So this is a pretty hacky solution and think there's almost certainly a smarter way to do this and hopefully @mwaskom can weigh in, but I was able to access the color-bar object by explicitly passing it as a parameter when calling the heatmap function like so:
import seaborn as sns; sns.set()
import numpy as np; np.random.seed(0)
from matplotlib import pyplot as plt
fig, ax = plt.subplots()
fig.set_size_inches(14, 7)
uniform_data = np.random.rand(10, 12)
cbar_ax = fig.add_axes([.92, .3, .02, .4])
sns.heatmap(uniform_data, ax=ax, cbar_ax=cbar_ax)
Producing this:

I was able to find the ticks themselves in ax.get_yticks()
:
In [41]: cbar_ax.get_yticks()
Out [41]: array([ 0.19823662, 0.39918933, 0.60014204, 0.80109475])
The labels themselves are strings:
In [44]: [x.get_text() for x in cbar_ax.get_yticklabels()]
Out [44]: [u'0.2', u'0.4', u'0.6', u'0.8']

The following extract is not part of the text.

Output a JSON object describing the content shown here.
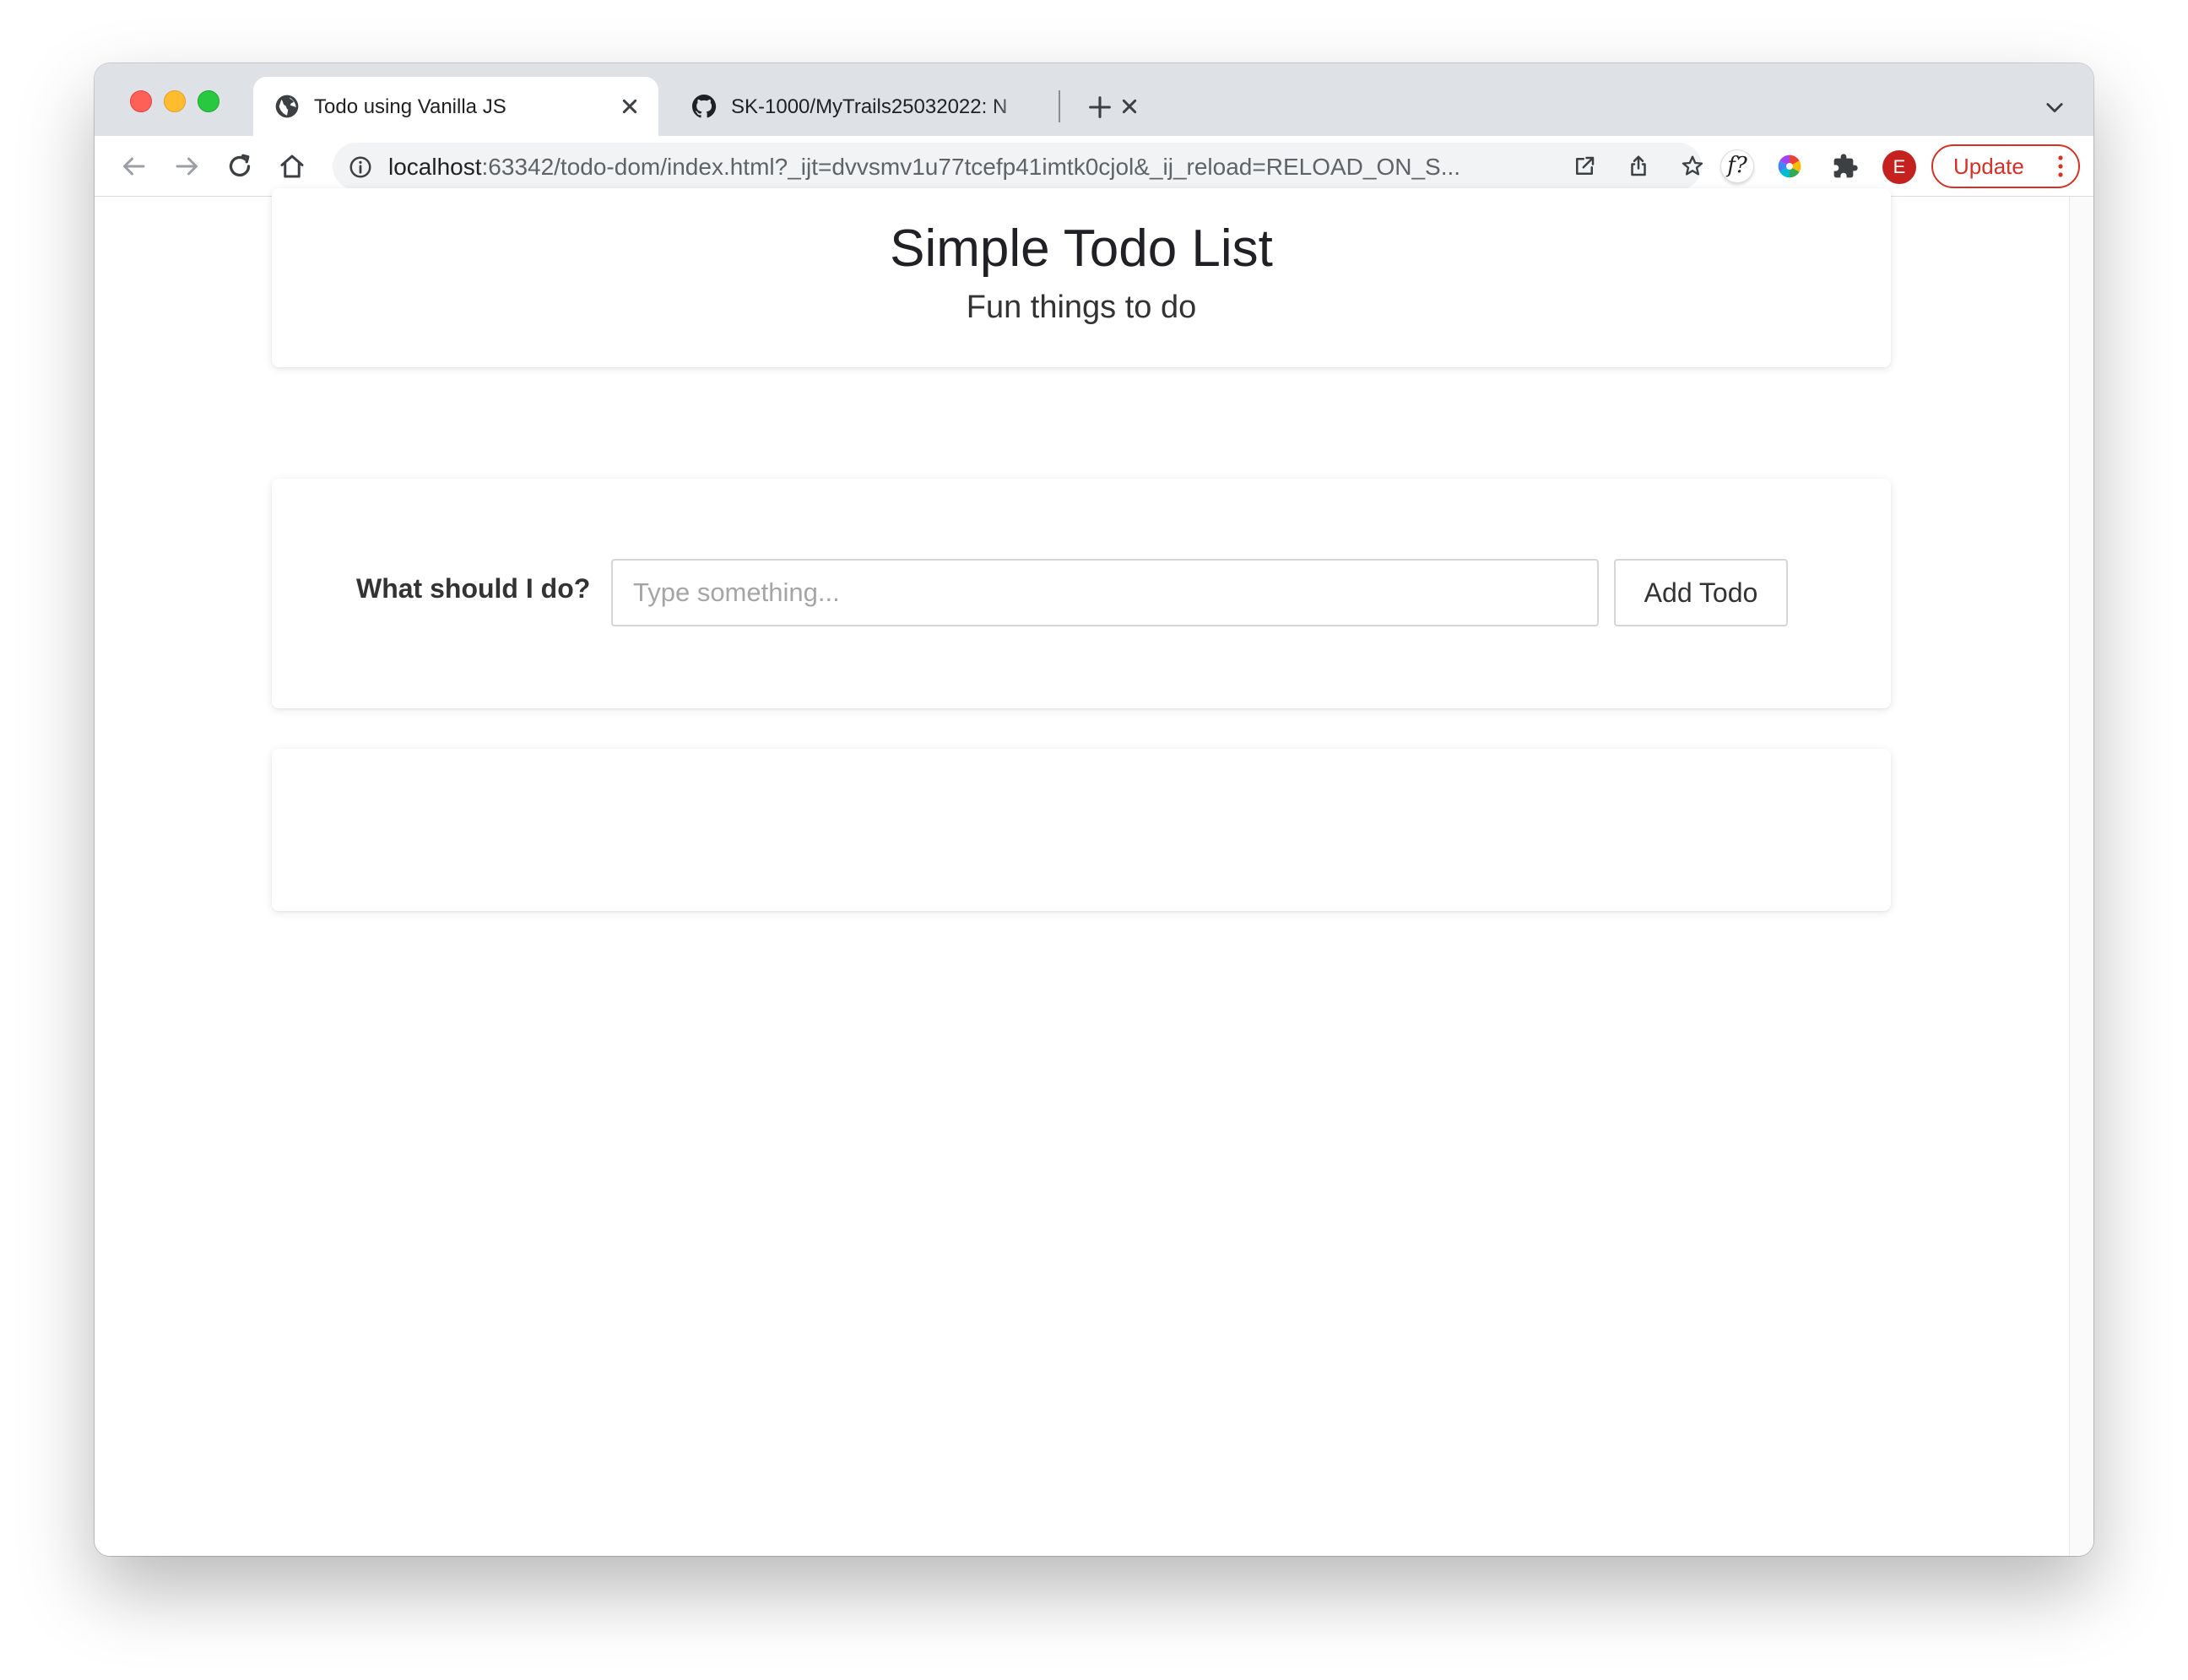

So we can simply change the text objects in our yticklabels for the last element and hopefully get a corrected axis, here's my final code:
fig, ax = plt.subplots()
fig.set_size_inches(14, 7)
uniform_data = np.random.rand(10, 12)
#add an axis to our plot for our cbar, tweak the numbers there to play with the sizing.
cbar_ax = fig.add_axes([.92, .3, .02, .4])
#assign the cbar to be in that axis using the cbar_ax kw
sns.heatmap(uniform_data, ax=ax, cbar_ax=cbar_ax)
#hacky solution to change the highest (last) yticklabel
changed_val = ">= " + cbar_ax.get_yticklabels()[-1].get_text()
#make a new list of labels with the changed value.
labels = [x.get_text() for x in cbar_ax.get_yticklabels()[:-1]] + [changed_val]
#set the yticklabels to the new labels we just created.
cbar_ax.set_yticklabels(labels)
Which produces:

Some additional resources on the subject can be found here, where I drew some info from mwaskom's response.